「世界って意外と狭いよね」
陸が突然言った。
「どういう意味?」由紀が聞いた。
「だって、友達の友達辿ると、誰とでも繋がるじゃん」
葵が興味を示した。「六次の隔たりだね」
「六次?」
「任意の二人は、平均6人の知人を介して繋がってる。これをスモールワールド現象と呼ぶ」
由紀が驚いた。「本当にそんなことあるんですか?」
「実験で確認されてる。SNSのデータ分析でも、平均経路長は非常に小さい」
ミラがノートに図を描いた。ノードと線が複雑に絡む。
「ネットワーク」葵が説明した。「人を点、関係を線で表現する」
「これがグラフ理論?」由紀が思い出した。
「そう。情報理論とグラフ理論は深く関係してる」
葵がホワイトボードに描いた。「普通のネットワークだと、遠くの人に情報が届くまで時間がかかる」
「でも、たった数人のハブがいると、一気に情報が広がる」
「ハブ?」
「多くの人と繋がってる中心人物。その人を経由すると、遠くまで一気に届く」
陸が手を上げた。「僕、結構友達多いからハブかも」
「陸はノイズを拡散するハブだな」葵が笑った。
「ひどい」
由紀が真面目に聞いた。

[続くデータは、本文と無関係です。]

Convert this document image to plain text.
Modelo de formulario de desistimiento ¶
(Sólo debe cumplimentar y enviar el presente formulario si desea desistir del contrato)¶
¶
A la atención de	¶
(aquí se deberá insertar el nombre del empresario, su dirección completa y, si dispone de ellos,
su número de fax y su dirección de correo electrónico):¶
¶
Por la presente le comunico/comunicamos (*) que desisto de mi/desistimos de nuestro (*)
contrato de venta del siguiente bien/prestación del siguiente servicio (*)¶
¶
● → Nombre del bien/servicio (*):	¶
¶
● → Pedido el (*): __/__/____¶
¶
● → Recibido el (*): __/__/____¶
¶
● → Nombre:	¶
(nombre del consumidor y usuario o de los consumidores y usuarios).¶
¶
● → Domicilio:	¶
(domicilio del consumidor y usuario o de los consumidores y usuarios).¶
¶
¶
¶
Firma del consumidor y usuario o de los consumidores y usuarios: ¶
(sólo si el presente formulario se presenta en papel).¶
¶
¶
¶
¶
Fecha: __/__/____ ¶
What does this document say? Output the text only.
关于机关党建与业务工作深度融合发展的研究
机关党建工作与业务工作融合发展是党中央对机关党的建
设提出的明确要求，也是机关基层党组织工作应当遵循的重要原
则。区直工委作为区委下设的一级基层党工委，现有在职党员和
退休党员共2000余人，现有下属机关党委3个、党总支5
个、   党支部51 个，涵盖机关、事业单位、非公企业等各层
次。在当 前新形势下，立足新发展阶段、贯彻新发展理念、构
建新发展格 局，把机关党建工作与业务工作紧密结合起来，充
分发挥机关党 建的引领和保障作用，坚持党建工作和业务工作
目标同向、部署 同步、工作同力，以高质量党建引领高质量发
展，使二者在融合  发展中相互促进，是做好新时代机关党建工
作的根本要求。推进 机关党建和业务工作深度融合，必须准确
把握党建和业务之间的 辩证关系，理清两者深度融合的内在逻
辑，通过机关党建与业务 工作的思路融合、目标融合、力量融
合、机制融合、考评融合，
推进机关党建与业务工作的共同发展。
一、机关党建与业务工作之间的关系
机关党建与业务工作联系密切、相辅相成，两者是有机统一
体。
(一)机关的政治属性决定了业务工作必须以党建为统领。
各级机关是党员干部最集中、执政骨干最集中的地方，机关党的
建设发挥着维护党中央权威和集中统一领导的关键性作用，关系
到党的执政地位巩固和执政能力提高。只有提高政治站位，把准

「でも、なんでそんなに世界は狭くなるんですか?」
「クラスタリング係数とショートカットのバランスだ」
ミラが数式を書いた。「C(clustering) + L(shortcuts) = small world」
「クラスタリングは、仲間内のつながり。友達の友達も友達になりやすい」
「分かる。同じグループの人は大体知り合いだよね」
「そう。でも、それだけだと、グループ間の距離が遠い」
葵が線を加えた。「ここに、たまたま別グループと繋がる人がいる」
「ショートカット!」由紀が理解した。
「正解。このショートカットが、世界を劇的に縮める」
陸が例を出した。「留学生と友達になったら、一気に外国と繋がる感じ?」
「まさにそう。ミラも一種のショートカットだ」
ミラが静かに微笑んだ。
「情報の流れも同じだ」葵が続けた。「ハブとショートカットがあると、情報は効率的に拡散する」
「でも、噂とかも広がっちゃうよね」由紀が心配した。
「そう。ネットワークの構造は、良い情報も悪い情報も運ぶ」
「フィルターが必要?」
「ある意味ではね。信頼性の高いノードを選ぶとか」
ミラが書いた。「信頼度 = edge weight」
「エッジの重み」葵が翻訳した。「全ての繋がりが同じ強さじゃない。信頼度の高い人からの情報は重視する」
「重み付きグラフ」由紀がノートに書いた。
「そう。現実のネットワークは、単純じゃない。でも、基本構造は同じだ」
陸が考えた。「じゃあ、情報を早く広めたければ、ハブに伝えればいい?」
「戦略的にはそう。マーケティングでも使われる手法だ」
「でも、ハブが間違った情報を広めたら危険」由紀が指摘した。
「その通り。ネットワークの脆弱性でもある」
葵が重要な点を述べた。「スモールワールドは、効率性と脆弱性のトレードオフだ」
「情報が速く伝わる反面、誤情報も速く広がる」
ミラが頷いて、新しい図を描いた。分散型ネットワーク。
「冗長性」葵が解説した。「複数の経路があれば、一つのノードが失われても大丈夫」
「インターネットもそういう設計だよね」由紀が思い出した。
「そう。パケットは複数経路を通る。だから一部が壊れても全体は機能する」
陸がまとめた。「情報がつなぐ小さな世界。でも、どう繋がるかが大事」
「完璧な理解だ」葵が認めた。
「私たちも、この部屋で小さなネットワークを作ってる」由紀が言った。
「そして、ここから世界に繋がってる」
四人は笑った。小さな部屋から、情報は無限に広がっていく。それがネットワークの力だった。